Ничего, время лечит от зазнайства и переоценки собственных сил. Теперь-то Фаина Борисовна знала, что она не рождена хватать с неба звезды, но была твердо уверена, что кандидатскую диссертацию высидит и что ее кандидатская будет ничуть не хуже других, а может, в каком-то смысле даже и лучше — добросовестнее. Вот только обескураживало Фаину Борисовну, что она не успела завершить диссертацию, пока училась в аспирантуре. Так это еще раз подтверждало: на небе звезды не для нее.

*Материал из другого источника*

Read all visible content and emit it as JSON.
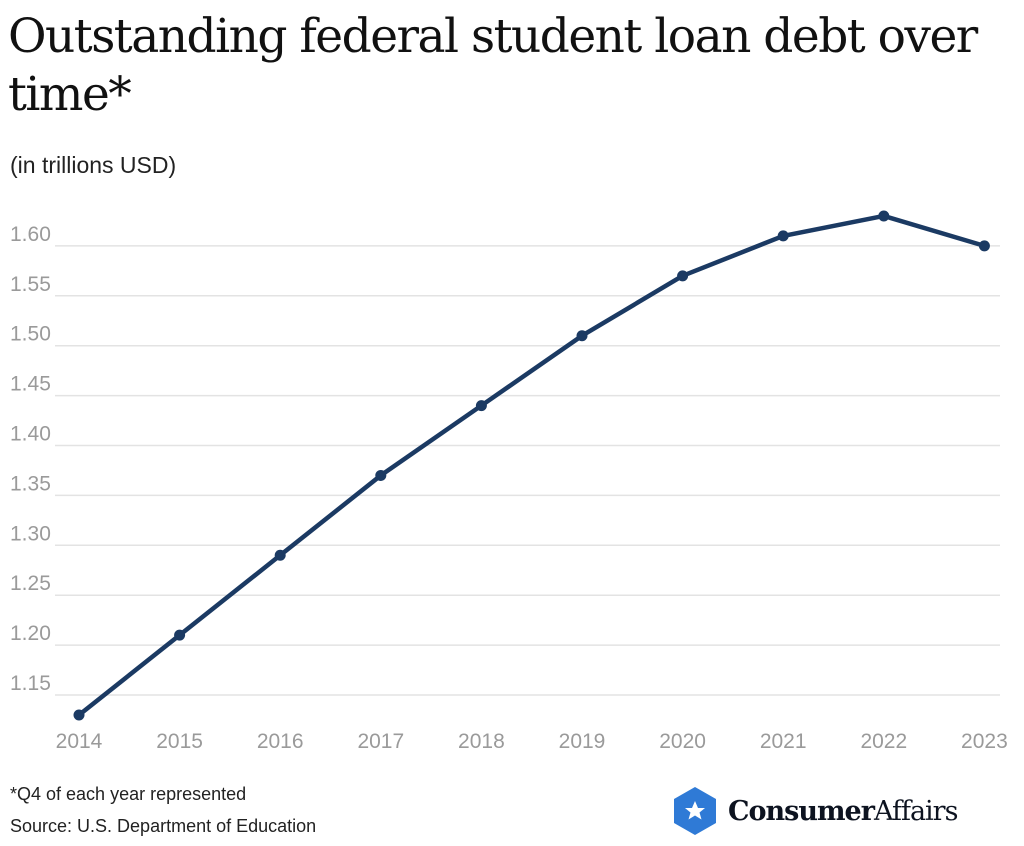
{
  "title": "Outstanding federal student loan debt over time*",
  "subtitle": "(in trillions USD)",
  "footnote": "*Q4 of each year represented",
  "source": "Source: U.S. Department of Education",
  "logo": {
    "bold": "Consumer",
    "regular": "Affairs",
    "icon": "star-hexagon-icon",
    "color": "#2f7ad6"
  },
  "colors": {
    "line": "#1b3a63",
    "grid": "#e3e3e3"
  },
  "chart_data": {
    "type": "line",
    "title": "Outstanding federal student loan debt over time*",
    "subtitle": "(in trillions USD)",
    "x": [
      "2014",
      "2015",
      "2016",
      "2017",
      "2018",
      "2019",
      "2020",
      "2021",
      "2022",
      "2023"
    ],
    "series": [
      {
        "values": [
          1.13,
          1.21,
          1.29,
          1.37,
          1.44,
          1.51,
          1.57,
          1.61,
          1.63,
          1.6
        ]
      }
    ],
    "yticks": [
      "1.15",
      "1.20",
      "1.25",
      "1.30",
      "1.35",
      "1.40",
      "1.45",
      "1.50",
      "1.55",
      "1.60"
    ],
    "ylim": [
      1.13,
      1.64
    ],
    "grid": "horizontal",
    "markers": true
  }
}
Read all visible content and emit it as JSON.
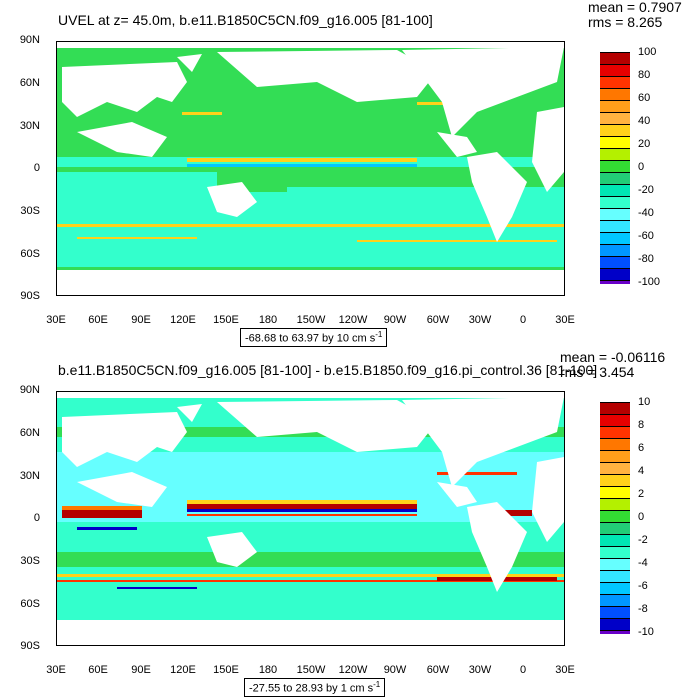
{
  "panels": [
    {
      "title": "UVEL at z=  45.0m, b.e11.B1850C5CN.f09_g16.005 [81-100]",
      "mean": "mean = 0.7907",
      "rms": "rms = 8.265",
      "range": "-68.68 to 63.97 by 10 cm s",
      "range_sup": "-1",
      "legend_labels": [
        "100",
        "80",
        "60",
        "40",
        "20",
        "0",
        "-20",
        "-40",
        "-60",
        "-80",
        "-100"
      ]
    },
    {
      "title": "b.e11.B1850C5CN.f09_g16.005 [81-100] - b.e15.B1850.f09_g16.pi_control.36 [81-100]",
      "mean": "mean = -0.06116",
      "rms": "rms = 3.454",
      "range": "-27.55 to 28.93 by 1 cm s",
      "range_sup": "-1",
      "legend_labels": [
        "10",
        "8",
        "6",
        "4",
        "2",
        "0",
        "-2",
        "-4",
        "-6",
        "-8",
        "-10"
      ]
    }
  ],
  "lat_labels": [
    "90N",
    "60N",
    "30N",
    "0",
    "30S",
    "60S",
    "90S"
  ],
  "lon_labels": [
    "30E",
    "60E",
    "90E",
    "120E",
    "150E",
    "180",
    "150W",
    "120W",
    "90W",
    "60W",
    "30W",
    "0",
    "30E"
  ],
  "colors": {
    "legend": [
      "#b40000",
      "#e60000",
      "#ff3300",
      "#ff7700",
      "#ff9f1a",
      "#ffb340",
      "#ffd21a",
      "#ffff00",
      "#b4f000",
      "#33dd33",
      "#22cc77",
      "#00e6b4",
      "#33ffcc",
      "#66ffff",
      "#33e6ff",
      "#00c8ff",
      "#0096ff",
      "#0050ff",
      "#0000c8",
      "#6a00c8",
      "#b400d2",
      "#ff00ff",
      "#c8c8c8",
      "#6a6a6a"
    ],
    "ocean_top": "#33dd55",
    "ocean_bottom": "#33ffcc",
    "land": "#ffffff"
  }
}
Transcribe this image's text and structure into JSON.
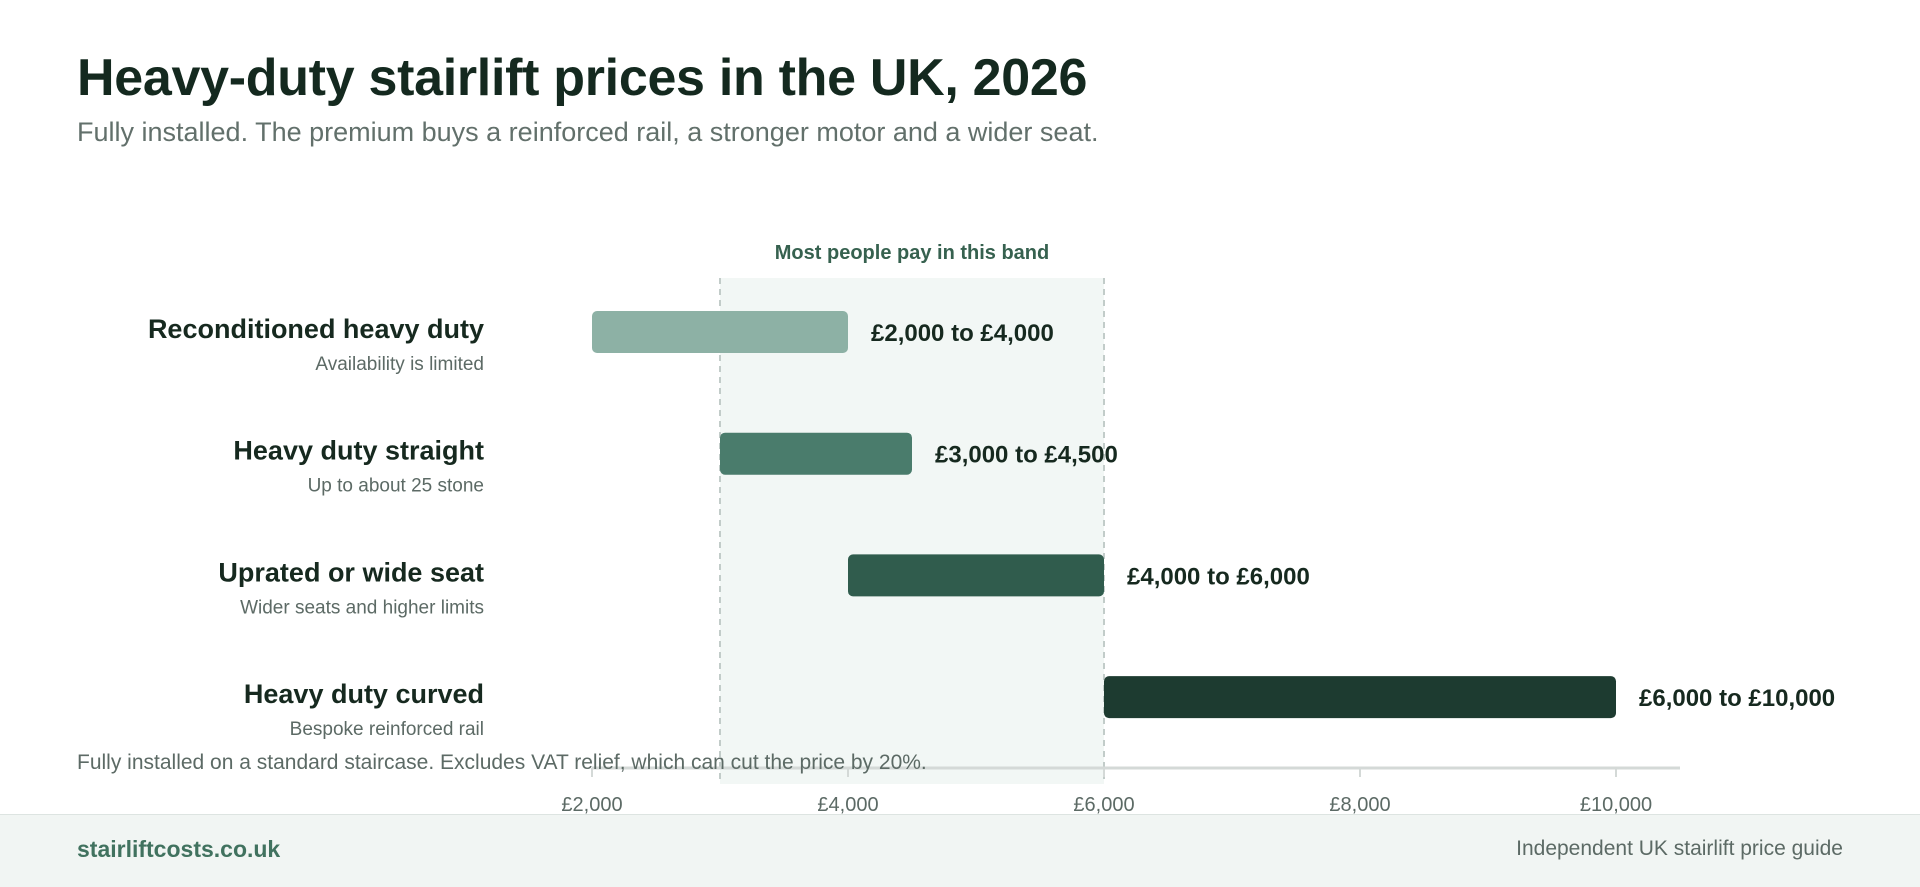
{
  "header": {
    "title": "Heavy-duty stairlift prices in the UK, 2026",
    "subtitle": "Fully installed. The premium buys a reinforced rail, a stronger motor and a wider seat."
  },
  "chart_data": {
    "type": "bar",
    "orientation": "horizontal-range",
    "title": "Heavy-duty stairlift prices in the UK, 2026",
    "subtitle": "Fully installed. The premium buys a reinforced rail, a stronger motor and a wider seat.",
    "xlim": [
      2000,
      10500
    ],
    "x_ticks": [
      2000,
      4000,
      6000,
      8000,
      10000
    ],
    "x_tick_labels": [
      "£2,000",
      "£4,000",
      "£6,000",
      "£8,000",
      "£10,000"
    ],
    "highlight_band": {
      "from": 3000,
      "to": 6000,
      "label": "Most people pay in this band"
    },
    "categories": [
      {
        "label": "Reconditioned heavy duty",
        "sublabel": "Availability is limited",
        "low": 2000,
        "high": 4000,
        "value_label": "£2,000 to £4,000",
        "color": "#8db1a5"
      },
      {
        "label": "Heavy duty straight",
        "sublabel": "Up to about 25 stone",
        "low": 3000,
        "high": 4500,
        "value_label": "£3,000 to £4,500",
        "color": "#4a7c6c"
      },
      {
        "label": "Uprated or wide seat",
        "sublabel": "Wider seats and higher limits",
        "low": 4000,
        "high": 6000,
        "value_label": "£4,000 to £6,000",
        "color": "#305c4d"
      },
      {
        "label": "Heavy duty curved",
        "sublabel": "Bespoke reinforced rail",
        "low": 6000,
        "high": 10000,
        "value_label": "£6,000 to £10,000",
        "color": "#1d3b30"
      }
    ],
    "grid": false,
    "legend": "none"
  },
  "footnote": "Fully installed on a standard staircase. Excludes VAT relief, which can cut the price by 20%.",
  "footer": {
    "site": "stairliftcosts.co.uk",
    "tagline": "Independent UK stairlift price guide"
  },
  "colors": {
    "band_fill": "#f2f7f5",
    "band_line": "#c2ccc9",
    "axis_line": "#d4d9d7",
    "footer_bg": "#f1f5f3",
    "accent": "#41725f"
  }
}
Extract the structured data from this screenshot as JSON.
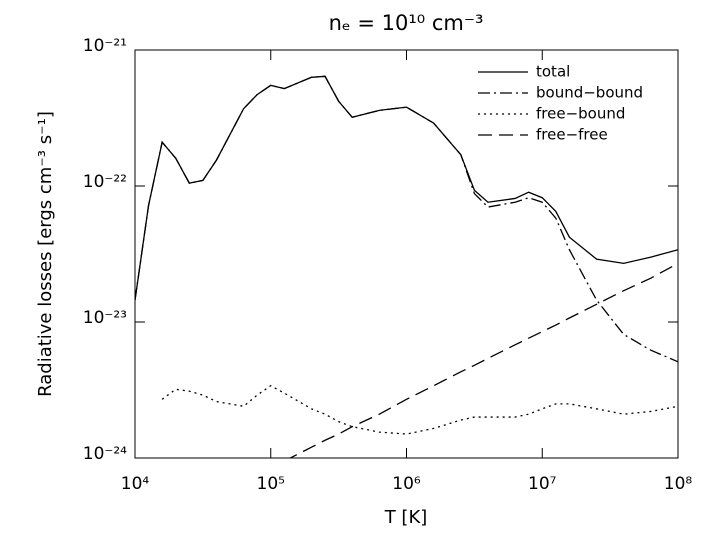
{
  "chart_data": {
    "type": "line",
    "title": "nₑ = 10¹⁰ cm⁻³",
    "xlabel": "T [K]",
    "ylabel": "Radiative losses [ergs cm⁻³ s⁻¹]",
    "xscale": "log",
    "yscale": "log",
    "xlim": [
      10000,
      100000000
    ],
    "ylim": [
      1e-24,
      1e-21
    ],
    "xticks": [
      {
        "value": 10000,
        "label": "10⁴"
      },
      {
        "value": 100000,
        "label": "10⁵"
      },
      {
        "value": 1000000,
        "label": "10⁶"
      },
      {
        "value": 10000000,
        "label": "10⁷"
      },
      {
        "value": 100000000,
        "label": "10⁸"
      }
    ],
    "yticks": [
      {
        "value": 1e-24,
        "label": "10⁻²⁴"
      },
      {
        "value": 1e-23,
        "label": "10⁻²³"
      },
      {
        "value": 1e-22,
        "label": "10⁻²²"
      },
      {
        "value": 1e-21,
        "label": "10⁻²¹"
      }
    ],
    "legend": "upper right",
    "x": [
      10000,
      12589,
      15849,
      19953,
      25119,
      31623,
      39811,
      63096,
      79433,
      100000,
      125893,
      199526,
      251189,
      316228,
      398107,
      630957,
      1000000,
      1584893,
      2511886,
      3162278,
      3981072,
      6309573,
      7943282,
      10000000,
      12589254,
      15848932,
      25118864,
      39810717,
      63095734,
      100000000
    ],
    "series": [
      {
        "name": "total",
        "color": "#000000",
        "linestyle": "solid",
        "values": [
          1.45e-23,
          7.2e-23,
          2.1e-22,
          1.6e-22,
          1.05e-22,
          1.1e-22,
          1.55e-22,
          3.7e-22,
          4.7e-22,
          5.5e-22,
          5.2e-22,
          6.3e-22,
          6.4e-22,
          4.2e-22,
          3.2e-22,
          3.6e-22,
          3.8e-22,
          2.9e-22,
          1.7e-22,
          9.3e-23,
          7.6e-23,
          8.1e-23,
          9e-23,
          8.2e-23,
          6.5e-23,
          4.2e-23,
          2.9e-23,
          2.7e-23,
          3e-23,
          3.4e-23
        ]
      },
      {
        "name": "bound−bound",
        "color": "#000000",
        "linestyle": "dashdot",
        "values": [
          1.45e-23,
          7.2e-23,
          2.1e-22,
          1.6e-22,
          1.05e-22,
          1.1e-22,
          1.55e-22,
          3.7e-22,
          4.7e-22,
          5.5e-22,
          5.2e-22,
          6.3e-22,
          6.4e-22,
          4.2e-22,
          3.2e-22,
          3.6e-22,
          3.8e-22,
          2.9e-22,
          1.7e-22,
          8.8e-23,
          7e-23,
          7.6e-23,
          8.2e-23,
          7.6e-23,
          5.8e-23,
          3.4e-23,
          1.45e-23,
          8.1e-24,
          6.2e-24,
          5.1e-24
        ]
      },
      {
        "name": "free−bound",
        "color": "#000000",
        "linestyle": "dot",
        "values": [
          null,
          null,
          2.7e-24,
          3.2e-24,
          3.1e-24,
          2.9e-24,
          2.6e-24,
          2.4e-24,
          2.9e-24,
          3.4e-24,
          3e-24,
          2.3e-24,
          2.1e-24,
          1.85e-24,
          1.7e-24,
          1.55e-24,
          1.5e-24,
          1.65e-24,
          1.9e-24,
          2e-24,
          2e-24,
          2e-24,
          2.1e-24,
          2.3e-24,
          2.5e-24,
          2.5e-24,
          2.3e-24,
          2.1e-24,
          2.2e-24,
          2.4e-24
        ]
      },
      {
        "name": "free−free",
        "color": "#000000",
        "linestyle": "dash",
        "values": [
          null,
          null,
          null,
          null,
          null,
          null,
          null,
          null,
          null,
          null,
          9.5e-25,
          1.2e-24,
          1.35e-24,
          1.5e-24,
          1.7e-24,
          2.1e-24,
          2.7e-24,
          3.4e-24,
          4.3e-24,
          4.8e-24,
          5.4e-24,
          6.8e-24,
          7.6e-24,
          8.5e-24,
          9.5e-24,
          1.07e-23,
          1.35e-23,
          1.7e-23,
          2.1e-23,
          2.7e-23
        ]
      }
    ]
  }
}
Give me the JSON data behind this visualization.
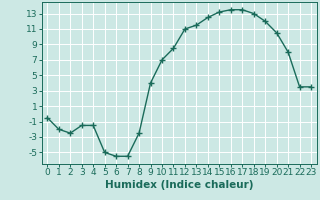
{
  "x": [
    0,
    1,
    2,
    3,
    4,
    5,
    6,
    7,
    8,
    9,
    10,
    11,
    12,
    13,
    14,
    15,
    16,
    17,
    18,
    19,
    20,
    21,
    22,
    23
  ],
  "y": [
    -0.5,
    -2,
    -2.5,
    -1.5,
    -1.5,
    -5,
    -5.5,
    -5.5,
    -2.5,
    4,
    7,
    8.5,
    11,
    11.5,
    12.5,
    13.2,
    13.5,
    13.5,
    13,
    12,
    10.5,
    8,
    3.5,
    3.5
  ],
  "line_color": "#1a6b5a",
  "marker": "+",
  "marker_size": 4,
  "background_color": "#cce8e4",
  "grid_color": "#ffffff",
  "xlabel": "Humidex (Indice chaleur)",
  "xlim": [
    -0.5,
    23.5
  ],
  "ylim": [
    -6.5,
    14.5
  ],
  "yticks": [
    -5,
    -3,
    -1,
    1,
    3,
    5,
    7,
    9,
    11,
    13
  ],
  "xticks": [
    0,
    1,
    2,
    3,
    4,
    5,
    6,
    7,
    8,
    9,
    10,
    11,
    12,
    13,
    14,
    15,
    16,
    17,
    18,
    19,
    20,
    21,
    22,
    23
  ],
  "xlabel_fontsize": 7.5,
  "tick_fontsize": 6.5,
  "linewidth": 1.0
}
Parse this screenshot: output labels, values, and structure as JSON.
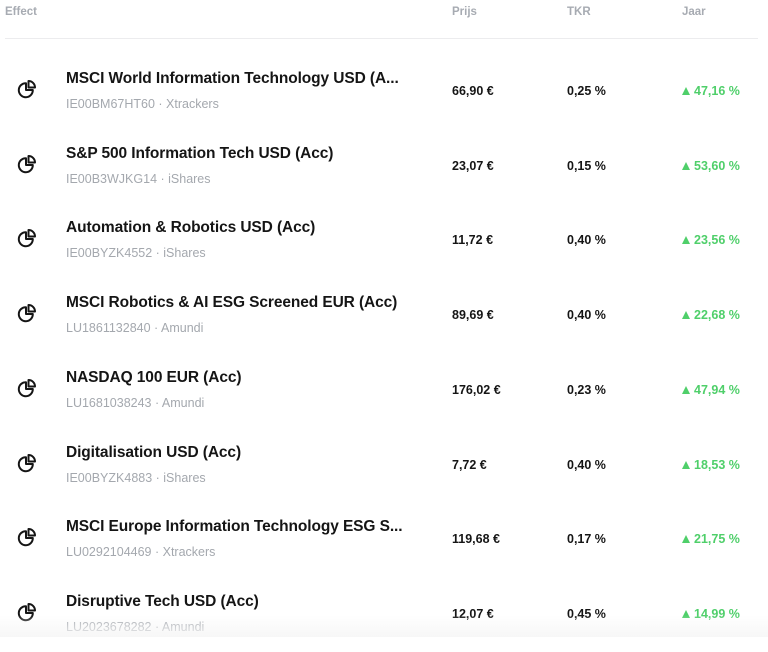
{
  "header": {
    "effect": "Effect",
    "prijs": "Prijs",
    "tkr": "TKR",
    "jaar": "Jaar"
  },
  "colors": {
    "positive": "#4fcf6a",
    "muted": "#a4a8ae",
    "text": "#151515"
  },
  "rows": [
    {
      "icon": "pie-chart-icon",
      "name": "MSCI World Information Technology USD (A...",
      "sub": "IE00BM67HT60 · Xtrackers",
      "prijs": "66,90 €",
      "tkr": "0,25 %",
      "jaar": "47,16 %",
      "trend": "up"
    },
    {
      "icon": "pie-chart-icon",
      "name": "S&P 500 Information Tech USD (Acc)",
      "sub": "IE00B3WJKG14 · iShares",
      "prijs": "23,07 €",
      "tkr": "0,15 %",
      "jaar": "53,60 %",
      "trend": "up"
    },
    {
      "icon": "pie-chart-icon",
      "name": "Automation & Robotics USD (Acc)",
      "sub": "IE00BYZK4552 · iShares",
      "prijs": "11,72 €",
      "tkr": "0,40 %",
      "jaar": "23,56 %",
      "trend": "up"
    },
    {
      "icon": "pie-chart-icon",
      "name": "MSCI Robotics & AI ESG Screened EUR (Acc)",
      "sub": "LU1861132840 · Amundi",
      "prijs": "89,69 €",
      "tkr": "0,40 %",
      "jaar": "22,68 %",
      "trend": "up"
    },
    {
      "icon": "pie-chart-icon",
      "name": "NASDAQ 100 EUR (Acc)",
      "sub": "LU1681038243 · Amundi",
      "prijs": "176,02 €",
      "tkr": "0,23 %",
      "jaar": "47,94 %",
      "trend": "up"
    },
    {
      "icon": "pie-chart-icon",
      "name": "Digitalisation USD (Acc)",
      "sub": "IE00BYZK4883 · iShares",
      "prijs": "7,72 €",
      "tkr": "0,40 %",
      "jaar": "18,53 %",
      "trend": "up"
    },
    {
      "icon": "pie-chart-icon",
      "name": "MSCI Europe Information Technology ESG S...",
      "sub": "LU0292104469 · Xtrackers",
      "prijs": "119,68 €",
      "tkr": "0,17 %",
      "jaar": "21,75 %",
      "trend": "up"
    },
    {
      "icon": "pie-chart-icon",
      "name": "Disruptive Tech USD (Acc)",
      "sub": "LU2023678282 · Amundi",
      "prijs": "12,07 €",
      "tkr": "0,45 %",
      "jaar": "14,99 %",
      "trend": "up"
    }
  ]
}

Фаина Борисовна приглядывалась к своим помощницам. Они были моложе ее на каких-то пять лет — а какая разница! Будто между ними целая жизнь. И если бы Фаина Борисовна начала себе объяснять, почему это так, если бы она начала докапываться до причин этой резкой непохожести девочек на нее, она, конечно бы, отметила в первую очередь беззаботность, беспечность своих учениц. Фаина Борисовна никогда не была такой. Ею с первого курса — нет, значительно раньше, с девятого класса — была выбрана цель — стать… ну, не ученым, это громко звучит, а кандидатом наук и (Фаина Борисовна допускала такую возможность), может быть, доктором. Но и в этом, последнем, случае Фаина Борисовна чувствовала некоторое несовпадение между понятиями «ученый» и «доктор». Девчонки же бездумно жили сегодняшним днем. Фаина Борисовна однажды задала Ларисе такой вопрос:
— Лариса, через три года вы заканчиваете университет… Пора предпринимать какие-то шаги, чтобы устроить свое будущее.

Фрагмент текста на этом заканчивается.